The time period is not random, they choose for it have this overarching theme of dread as the nation gets ready for a new president and what will come next. Our hero’s run away from a threat no one else can understand, but the town around them is watching what happens with TV’s constantly updating them on what is coming. From a book series that doesn’t have a plot to it, this is one of the smartest ways to incorporate setting as a character.

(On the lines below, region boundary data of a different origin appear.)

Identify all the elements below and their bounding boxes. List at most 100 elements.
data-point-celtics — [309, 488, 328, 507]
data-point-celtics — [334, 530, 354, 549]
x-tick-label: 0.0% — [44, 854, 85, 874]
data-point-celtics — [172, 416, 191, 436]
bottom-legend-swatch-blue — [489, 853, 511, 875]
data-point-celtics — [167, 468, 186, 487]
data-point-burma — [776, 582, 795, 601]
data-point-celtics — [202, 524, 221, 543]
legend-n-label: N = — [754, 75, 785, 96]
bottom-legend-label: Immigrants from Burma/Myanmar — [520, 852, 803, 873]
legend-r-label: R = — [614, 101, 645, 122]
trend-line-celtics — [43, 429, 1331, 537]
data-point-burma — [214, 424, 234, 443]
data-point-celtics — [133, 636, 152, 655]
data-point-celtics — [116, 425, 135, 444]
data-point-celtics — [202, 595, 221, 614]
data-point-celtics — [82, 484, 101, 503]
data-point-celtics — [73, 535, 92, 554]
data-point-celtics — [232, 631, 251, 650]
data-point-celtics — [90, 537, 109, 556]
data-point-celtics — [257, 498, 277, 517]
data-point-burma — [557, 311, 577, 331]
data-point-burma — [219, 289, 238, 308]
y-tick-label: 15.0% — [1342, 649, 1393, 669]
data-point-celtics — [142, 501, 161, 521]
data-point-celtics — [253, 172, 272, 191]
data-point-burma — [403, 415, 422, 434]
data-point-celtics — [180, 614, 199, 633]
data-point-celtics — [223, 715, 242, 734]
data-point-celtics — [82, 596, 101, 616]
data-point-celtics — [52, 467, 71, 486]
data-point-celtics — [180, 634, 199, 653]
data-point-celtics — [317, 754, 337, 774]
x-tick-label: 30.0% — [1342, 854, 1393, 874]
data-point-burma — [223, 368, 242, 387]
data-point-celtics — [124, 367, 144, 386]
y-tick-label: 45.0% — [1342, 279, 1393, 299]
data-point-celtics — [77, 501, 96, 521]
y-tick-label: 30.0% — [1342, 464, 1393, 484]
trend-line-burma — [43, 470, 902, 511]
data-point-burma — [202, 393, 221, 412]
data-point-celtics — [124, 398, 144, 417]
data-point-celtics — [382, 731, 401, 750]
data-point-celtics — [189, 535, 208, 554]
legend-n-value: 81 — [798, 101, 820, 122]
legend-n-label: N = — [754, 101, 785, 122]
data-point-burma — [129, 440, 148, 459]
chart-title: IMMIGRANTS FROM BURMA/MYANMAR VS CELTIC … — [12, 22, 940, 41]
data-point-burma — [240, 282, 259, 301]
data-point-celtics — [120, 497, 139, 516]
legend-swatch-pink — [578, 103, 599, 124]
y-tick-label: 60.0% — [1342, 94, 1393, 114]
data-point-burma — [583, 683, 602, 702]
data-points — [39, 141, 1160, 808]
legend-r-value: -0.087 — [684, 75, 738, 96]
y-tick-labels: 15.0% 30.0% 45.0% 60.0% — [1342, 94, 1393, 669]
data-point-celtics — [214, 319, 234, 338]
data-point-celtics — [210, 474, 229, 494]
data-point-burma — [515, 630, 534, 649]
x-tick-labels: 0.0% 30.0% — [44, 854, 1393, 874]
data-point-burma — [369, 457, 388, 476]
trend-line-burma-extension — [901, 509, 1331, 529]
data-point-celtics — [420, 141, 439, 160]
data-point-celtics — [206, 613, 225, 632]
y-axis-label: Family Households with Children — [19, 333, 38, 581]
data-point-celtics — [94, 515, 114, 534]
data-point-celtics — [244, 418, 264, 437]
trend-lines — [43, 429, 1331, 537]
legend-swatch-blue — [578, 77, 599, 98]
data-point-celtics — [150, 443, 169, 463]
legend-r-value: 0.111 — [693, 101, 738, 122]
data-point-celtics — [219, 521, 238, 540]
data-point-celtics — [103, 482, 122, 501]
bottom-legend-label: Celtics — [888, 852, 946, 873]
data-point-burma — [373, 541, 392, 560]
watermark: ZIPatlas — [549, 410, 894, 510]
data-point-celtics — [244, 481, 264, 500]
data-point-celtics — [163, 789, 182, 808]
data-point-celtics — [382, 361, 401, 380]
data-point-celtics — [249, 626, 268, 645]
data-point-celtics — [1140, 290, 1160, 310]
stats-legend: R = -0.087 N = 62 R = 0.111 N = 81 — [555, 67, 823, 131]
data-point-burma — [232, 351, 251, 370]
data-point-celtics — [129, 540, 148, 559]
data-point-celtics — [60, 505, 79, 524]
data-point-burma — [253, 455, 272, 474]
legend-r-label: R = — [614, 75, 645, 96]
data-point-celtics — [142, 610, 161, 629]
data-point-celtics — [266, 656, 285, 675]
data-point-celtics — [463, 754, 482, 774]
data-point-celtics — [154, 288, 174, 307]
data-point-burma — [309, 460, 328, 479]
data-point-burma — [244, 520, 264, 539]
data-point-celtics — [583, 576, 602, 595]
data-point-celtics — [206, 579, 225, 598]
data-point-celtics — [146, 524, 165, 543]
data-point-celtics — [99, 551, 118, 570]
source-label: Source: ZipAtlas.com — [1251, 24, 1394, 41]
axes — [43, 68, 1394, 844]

The scary stories is what we all remember though, so how do they translate onto the big screen? Of course, they are not direct adaptations from the books. And fear is subjective, some of the “stories” are going to hit home with some more than others. Scary Stories has a really good sense of suspense, each scare works relatively well and as a film that focuses on trying to scare it’s audience, this is one of the best examples of horror in years. You just don’t know what the next scene is going to bring and that makes it all the more terrifying. Harold, The Red Spot, The Jangly Man, these are classic tales from the books that are really well done and actually make sense to be in this film, for that I give this film a round of applause.

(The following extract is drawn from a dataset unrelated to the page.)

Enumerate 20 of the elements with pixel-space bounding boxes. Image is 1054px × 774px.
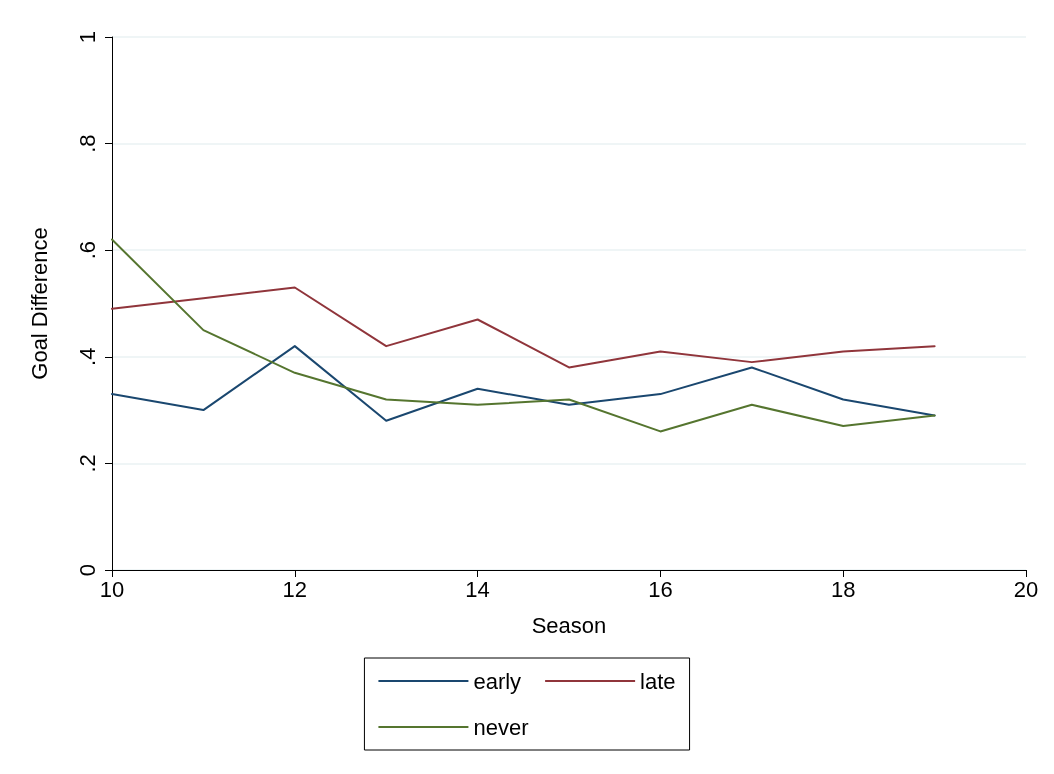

Alright, time to talk about it. I see a lot of horror movies and read a lot of scary books. You could say I am a horror junkie, and I am always looking for that next scare. When it comes to “what scares me” it’s a really limited list. Black (or “missing”) eyes, the idea that something can see you without looking at you is really freaking scary. Soft whispering, I CAN NOT stand soft whispers in my ear. That’s a hard nope from me, can’t do it. And finally, the inescapable reality of death coming towards you. You can run, and you might be faster than what is coming after you, but no matter what you will somehow fall victim to your monster. The Pale Lady is the perfect combination of all those things. Even the book version of this thing didn’t actually get to me as a kid, but here it is the physical representation of my worst nightmare. It doesn’t scream, or run, or even seem all that menacing. During this scene I was openly not OK with what was happening. Jump scares are one thing, a quick bolt of fear and then resolution. Here, it’s the slow build of dread until it is all over.

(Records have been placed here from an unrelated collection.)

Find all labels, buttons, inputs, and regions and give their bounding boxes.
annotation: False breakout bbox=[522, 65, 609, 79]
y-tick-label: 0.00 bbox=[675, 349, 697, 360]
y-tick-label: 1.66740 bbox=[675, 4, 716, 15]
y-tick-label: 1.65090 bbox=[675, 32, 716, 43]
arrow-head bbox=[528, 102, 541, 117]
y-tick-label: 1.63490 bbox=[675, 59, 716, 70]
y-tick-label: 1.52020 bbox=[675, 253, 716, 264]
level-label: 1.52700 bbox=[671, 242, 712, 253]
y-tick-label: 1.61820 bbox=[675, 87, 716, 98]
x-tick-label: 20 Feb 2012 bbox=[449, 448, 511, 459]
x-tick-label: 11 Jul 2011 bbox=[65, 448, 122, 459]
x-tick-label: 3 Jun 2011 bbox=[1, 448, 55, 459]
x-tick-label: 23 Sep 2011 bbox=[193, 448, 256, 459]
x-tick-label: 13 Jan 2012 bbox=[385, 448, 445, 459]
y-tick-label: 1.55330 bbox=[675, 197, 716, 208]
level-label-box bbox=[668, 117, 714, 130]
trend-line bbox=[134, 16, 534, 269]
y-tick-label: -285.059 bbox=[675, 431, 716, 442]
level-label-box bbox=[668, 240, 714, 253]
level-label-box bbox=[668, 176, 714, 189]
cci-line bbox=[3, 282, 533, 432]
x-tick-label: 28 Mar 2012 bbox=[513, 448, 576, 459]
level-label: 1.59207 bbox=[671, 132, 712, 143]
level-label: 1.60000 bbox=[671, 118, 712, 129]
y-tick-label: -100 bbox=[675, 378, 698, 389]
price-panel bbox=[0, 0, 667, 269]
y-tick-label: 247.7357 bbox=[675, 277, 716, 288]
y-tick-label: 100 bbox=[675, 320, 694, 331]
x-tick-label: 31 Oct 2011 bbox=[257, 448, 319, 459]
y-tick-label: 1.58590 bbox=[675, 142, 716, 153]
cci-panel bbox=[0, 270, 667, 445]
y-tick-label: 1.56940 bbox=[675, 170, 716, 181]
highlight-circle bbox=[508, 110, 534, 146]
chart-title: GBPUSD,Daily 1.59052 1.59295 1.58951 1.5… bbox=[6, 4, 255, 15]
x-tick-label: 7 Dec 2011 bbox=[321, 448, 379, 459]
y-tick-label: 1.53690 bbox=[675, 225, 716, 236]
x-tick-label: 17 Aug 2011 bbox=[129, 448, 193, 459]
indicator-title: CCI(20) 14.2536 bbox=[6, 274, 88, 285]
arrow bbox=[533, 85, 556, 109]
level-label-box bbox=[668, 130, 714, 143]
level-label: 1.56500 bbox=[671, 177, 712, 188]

Again, fear is subjective. The Pale Lady is my nightmare put on screen, but I have seen others say they thought she wasn’t all that scary. They point out other monsters or moments that actually got them squeamish, and that is understandable. There are other moments here that still got me uncomfortable, which is shocking for a movie more aimed towards a younger audience who can still read the books. For a movie to cover that much ground and still have really good characters and an interesting story, that is impressive. It has some problems with exposition dumping, these are brand new characters that need to explain their past in a short amount of time. so at times you feel rushed into knowing more about them than you were prepared for. But that is a small gripe in a movie that is very entertaining, fun, and most importantly, scary.
Will you become the next story in the book?